Su gran consuelo era Marta… En su yo más profundo se refugiaba en aquel amor que los acontecimientos no habían podido truncar. Se nutría de este amor como nunca, más que cuando Marta y él se miraron en aquel espejo pequeño y redondo y lo tiraron luego al río, más que cuando pegaron el oído a un poste telegráfico e Ignacio gritó: «¡Ven, Marta, ven! ¡Se oye la voz de mi padre!».

Y, sin embargo, no podía visitar a la muchacha. La prohibición de David había sido formal. Y aun cuando Pilar fuese casi a diario a la escuela en su nombre y pusiese a Marta al corriente de todo, la ausencia le pesaba a Ignacio en el corazón. Se le antojaba injusta, pues entendía que el amor estaba hecho para cada momento y muy especialmente para cuando el alma se sentía rota. Por otra parte, Pilar no le ocultaba a Ignacio que Marta sería incapaz de soportar por más tiempo aquella encerrona hostil. Singularmente, desde que supo la muerte de César se consumía en la cocina, y de noche le daban miedo las cucarachas y las sacudidas de la tubería del agua. ¡Además, por fin David había aceptado el puesto vacante del Comité!

Ignacio reflexionaba, reflexionaba… y a veces se fatigaba con ello. Por fortuna podía contar con Pilar. Ya una vez, cuando la enfermedad venérea de Ignacio, Pilar se había mostrado a la altura de las circunstancias; ahora revelaba de nuevo su coraje. Hubiérase dicho que la guerra la había transformado, pese a que la chica sufría por partida doble, primero por la muerte de César y luego por la ausencia de Mateo. No sabía nada de él desde que se marchó hacia la frontera. A mayor abundamiento, el padre del muchacho, don Emilio Santos, no hacía sino interrogarla constantemente con la mirada, esperando que la joven llegara de la calle con alguna noticia.

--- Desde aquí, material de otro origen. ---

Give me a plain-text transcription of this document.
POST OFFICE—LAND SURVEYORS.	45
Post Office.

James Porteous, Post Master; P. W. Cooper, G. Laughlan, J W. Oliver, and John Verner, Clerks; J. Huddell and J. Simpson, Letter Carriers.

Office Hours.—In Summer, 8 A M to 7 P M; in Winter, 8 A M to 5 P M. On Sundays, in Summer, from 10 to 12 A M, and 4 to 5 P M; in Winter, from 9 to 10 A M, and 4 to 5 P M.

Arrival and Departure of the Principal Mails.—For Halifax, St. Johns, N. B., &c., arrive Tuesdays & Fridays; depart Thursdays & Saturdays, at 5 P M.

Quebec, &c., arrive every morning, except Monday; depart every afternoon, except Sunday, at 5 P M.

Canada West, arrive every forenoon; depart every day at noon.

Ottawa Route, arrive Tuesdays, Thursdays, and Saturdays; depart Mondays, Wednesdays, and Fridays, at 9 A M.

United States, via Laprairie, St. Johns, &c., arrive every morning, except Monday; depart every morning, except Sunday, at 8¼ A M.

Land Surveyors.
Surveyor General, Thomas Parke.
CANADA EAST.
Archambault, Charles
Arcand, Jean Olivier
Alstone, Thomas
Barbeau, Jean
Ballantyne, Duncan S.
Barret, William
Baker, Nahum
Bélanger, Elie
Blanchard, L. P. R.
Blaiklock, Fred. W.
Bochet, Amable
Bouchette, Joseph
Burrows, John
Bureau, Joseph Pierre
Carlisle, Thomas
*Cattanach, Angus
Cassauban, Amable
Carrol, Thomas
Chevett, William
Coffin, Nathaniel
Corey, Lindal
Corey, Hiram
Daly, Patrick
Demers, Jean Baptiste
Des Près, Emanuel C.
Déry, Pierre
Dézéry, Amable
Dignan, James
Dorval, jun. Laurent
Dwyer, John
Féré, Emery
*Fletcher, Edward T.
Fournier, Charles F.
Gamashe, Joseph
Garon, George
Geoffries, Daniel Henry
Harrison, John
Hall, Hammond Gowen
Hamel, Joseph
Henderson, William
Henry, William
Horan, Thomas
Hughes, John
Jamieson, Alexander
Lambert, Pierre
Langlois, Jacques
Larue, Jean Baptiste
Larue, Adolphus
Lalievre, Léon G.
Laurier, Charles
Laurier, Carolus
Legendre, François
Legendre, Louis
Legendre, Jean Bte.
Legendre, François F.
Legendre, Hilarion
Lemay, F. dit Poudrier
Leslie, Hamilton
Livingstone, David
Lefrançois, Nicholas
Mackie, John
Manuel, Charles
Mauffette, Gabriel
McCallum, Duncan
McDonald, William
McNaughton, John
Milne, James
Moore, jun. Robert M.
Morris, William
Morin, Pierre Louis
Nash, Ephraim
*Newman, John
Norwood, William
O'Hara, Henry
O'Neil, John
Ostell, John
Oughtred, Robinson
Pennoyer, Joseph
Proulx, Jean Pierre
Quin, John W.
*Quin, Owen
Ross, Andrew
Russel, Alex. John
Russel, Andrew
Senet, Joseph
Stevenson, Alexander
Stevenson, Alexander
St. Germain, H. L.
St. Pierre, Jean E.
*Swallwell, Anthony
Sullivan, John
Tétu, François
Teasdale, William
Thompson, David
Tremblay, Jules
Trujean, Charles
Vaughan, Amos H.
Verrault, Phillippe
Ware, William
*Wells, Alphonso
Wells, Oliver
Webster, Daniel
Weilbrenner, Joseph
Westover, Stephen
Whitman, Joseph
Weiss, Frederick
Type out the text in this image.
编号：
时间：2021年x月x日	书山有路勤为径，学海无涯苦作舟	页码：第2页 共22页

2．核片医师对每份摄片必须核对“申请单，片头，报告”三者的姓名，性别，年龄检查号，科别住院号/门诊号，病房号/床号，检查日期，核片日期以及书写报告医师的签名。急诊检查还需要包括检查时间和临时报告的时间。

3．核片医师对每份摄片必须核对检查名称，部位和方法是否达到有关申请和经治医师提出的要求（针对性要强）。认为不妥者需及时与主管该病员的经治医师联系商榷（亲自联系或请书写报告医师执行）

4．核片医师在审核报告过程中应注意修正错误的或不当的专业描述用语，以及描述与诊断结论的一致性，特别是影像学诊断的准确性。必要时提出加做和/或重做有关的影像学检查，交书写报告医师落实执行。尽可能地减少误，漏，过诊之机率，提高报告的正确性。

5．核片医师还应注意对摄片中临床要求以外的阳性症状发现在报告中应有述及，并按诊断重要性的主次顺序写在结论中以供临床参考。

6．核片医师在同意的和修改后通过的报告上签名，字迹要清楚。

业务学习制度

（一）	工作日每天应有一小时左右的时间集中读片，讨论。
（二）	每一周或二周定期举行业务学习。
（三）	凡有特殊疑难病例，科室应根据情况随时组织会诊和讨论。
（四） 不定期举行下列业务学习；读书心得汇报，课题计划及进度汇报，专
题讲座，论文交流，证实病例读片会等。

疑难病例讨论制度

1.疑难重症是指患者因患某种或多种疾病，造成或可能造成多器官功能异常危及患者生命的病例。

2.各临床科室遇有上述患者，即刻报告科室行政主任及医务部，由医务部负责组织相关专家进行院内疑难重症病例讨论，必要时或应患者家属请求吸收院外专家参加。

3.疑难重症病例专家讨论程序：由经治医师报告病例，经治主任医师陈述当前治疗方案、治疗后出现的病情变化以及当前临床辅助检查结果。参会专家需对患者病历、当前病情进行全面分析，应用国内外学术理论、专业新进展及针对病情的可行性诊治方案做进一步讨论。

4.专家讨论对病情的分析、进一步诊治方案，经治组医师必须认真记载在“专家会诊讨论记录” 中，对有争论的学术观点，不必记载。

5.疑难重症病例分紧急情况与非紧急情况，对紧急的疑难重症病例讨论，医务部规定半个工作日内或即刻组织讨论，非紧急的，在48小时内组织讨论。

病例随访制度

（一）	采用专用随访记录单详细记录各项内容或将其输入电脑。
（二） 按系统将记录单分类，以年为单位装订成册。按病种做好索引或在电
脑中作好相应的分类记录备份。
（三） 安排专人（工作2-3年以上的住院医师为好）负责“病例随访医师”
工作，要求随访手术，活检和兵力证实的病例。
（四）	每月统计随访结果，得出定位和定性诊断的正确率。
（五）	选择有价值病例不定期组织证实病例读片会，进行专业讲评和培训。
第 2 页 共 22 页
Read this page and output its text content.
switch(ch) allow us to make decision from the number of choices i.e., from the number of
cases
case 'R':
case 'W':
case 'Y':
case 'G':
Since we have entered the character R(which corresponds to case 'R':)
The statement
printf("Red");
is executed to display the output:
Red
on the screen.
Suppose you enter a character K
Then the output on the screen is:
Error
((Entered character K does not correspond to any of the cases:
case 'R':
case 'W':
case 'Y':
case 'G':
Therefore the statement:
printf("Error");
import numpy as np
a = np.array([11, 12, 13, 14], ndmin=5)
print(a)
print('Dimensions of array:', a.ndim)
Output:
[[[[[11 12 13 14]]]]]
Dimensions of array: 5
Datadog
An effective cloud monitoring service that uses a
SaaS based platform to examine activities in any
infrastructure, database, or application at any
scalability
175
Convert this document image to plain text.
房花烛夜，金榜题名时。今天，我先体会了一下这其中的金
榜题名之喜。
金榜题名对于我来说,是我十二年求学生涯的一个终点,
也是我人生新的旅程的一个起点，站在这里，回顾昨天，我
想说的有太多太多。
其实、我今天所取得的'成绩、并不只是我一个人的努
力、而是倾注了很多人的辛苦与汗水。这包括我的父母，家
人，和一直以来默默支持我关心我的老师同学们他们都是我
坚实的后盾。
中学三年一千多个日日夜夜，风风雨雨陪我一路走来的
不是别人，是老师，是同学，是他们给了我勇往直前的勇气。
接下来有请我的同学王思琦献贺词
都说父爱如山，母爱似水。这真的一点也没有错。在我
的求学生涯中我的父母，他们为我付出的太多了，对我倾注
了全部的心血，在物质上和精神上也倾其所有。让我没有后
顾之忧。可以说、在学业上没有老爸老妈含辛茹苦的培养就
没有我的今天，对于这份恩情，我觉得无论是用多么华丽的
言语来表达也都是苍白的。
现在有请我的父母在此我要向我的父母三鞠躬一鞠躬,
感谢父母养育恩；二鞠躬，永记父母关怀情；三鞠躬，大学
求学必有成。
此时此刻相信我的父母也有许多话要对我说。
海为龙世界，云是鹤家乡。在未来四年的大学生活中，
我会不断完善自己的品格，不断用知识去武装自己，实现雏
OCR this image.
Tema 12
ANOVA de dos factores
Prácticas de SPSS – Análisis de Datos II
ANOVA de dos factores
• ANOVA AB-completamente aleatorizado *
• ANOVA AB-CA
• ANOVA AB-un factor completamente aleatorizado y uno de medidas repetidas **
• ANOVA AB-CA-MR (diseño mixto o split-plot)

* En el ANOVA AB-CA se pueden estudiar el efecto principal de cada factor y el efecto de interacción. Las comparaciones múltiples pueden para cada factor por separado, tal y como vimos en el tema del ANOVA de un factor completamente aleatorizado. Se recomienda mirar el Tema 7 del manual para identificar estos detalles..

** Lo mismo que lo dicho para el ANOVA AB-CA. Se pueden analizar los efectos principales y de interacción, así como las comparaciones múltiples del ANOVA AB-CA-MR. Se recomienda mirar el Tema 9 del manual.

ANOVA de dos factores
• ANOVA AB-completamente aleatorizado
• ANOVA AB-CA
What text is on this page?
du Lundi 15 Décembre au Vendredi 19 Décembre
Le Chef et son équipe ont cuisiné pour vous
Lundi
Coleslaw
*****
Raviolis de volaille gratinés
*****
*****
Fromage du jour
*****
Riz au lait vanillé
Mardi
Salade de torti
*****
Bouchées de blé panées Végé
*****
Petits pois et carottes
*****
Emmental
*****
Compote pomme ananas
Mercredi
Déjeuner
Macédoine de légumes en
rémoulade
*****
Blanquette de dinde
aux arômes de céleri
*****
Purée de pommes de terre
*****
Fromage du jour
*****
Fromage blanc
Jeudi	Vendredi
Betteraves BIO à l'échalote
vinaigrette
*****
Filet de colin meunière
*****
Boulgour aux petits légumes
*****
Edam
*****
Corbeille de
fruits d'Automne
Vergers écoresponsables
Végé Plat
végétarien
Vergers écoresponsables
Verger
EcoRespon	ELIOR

El caso es que Pilar se desvivía por los demás. Pasaba como por momentos de desfallecimiento, y a veces en su cuarto se hartaba de llorar y después de cenar seguía durmiéndose con los codos en la mesa. Pero estaba atenta al mínimo deseo de los suyos así iba a por el azucarero en el momento oportuno, limpiaba los zapatos y los metales, fregaba el suelo y evitaba que con el calor las moscas invadieran el piso como un ejército de diminutas blasfemias. ¡Bendita Pilar! Era la nota pura, joven, de aquel mundo de fantasmas. La única cuyos ojos, cerrados los de César, parecían poder todavía mirar con inocencia el mundo.

En cuanto a don Emilio Santos, sentía como si fuera suyo el dolor de sus amigos. Hubiera preferido disponer de otro escondite para dejarlos libres, pero no se atrevía siquiera a insinuarlo. Acordaron, eso sí, que apenas sonara el timbre de la puerta se encerrara en su cuarto, sin hacer ruido. Don Emilio Santos, ¡con qué rapidez!, así lo hacía. En realidad, permanecía en el cuarto muchas horas, cavilando, si bien de vez en cuando salía y procuraba ayudar en pequeños menesteres. ¡Hubiera deseado lavarse él mismo la camisa, los pañuelos! Pilar lo reprendía, mientras frotaba con energía la luna del espejo.

—Pero ¡qué tonterías dice usted, don Emilio! ¿Es que no lo hago yo con gusto? ¿Es que no se considera usted de la familia?

* * *

Cada vez que Matías e Ignacio salían, las dos mujeres y don Emilio Santos confiaban en que traerían de la calle alguna información que les sirviera de consuelo. Por su parte, padre e hijo esperaban día tras día que dicha información se la dieran a ellos a su regreso. Unos y otros se equivocaban. Ocurrían muchas cosas en Gerona y en el mundo, pero ninguna de ellas podía devolver a los miembros de la familia Alvear lo que les faltaba.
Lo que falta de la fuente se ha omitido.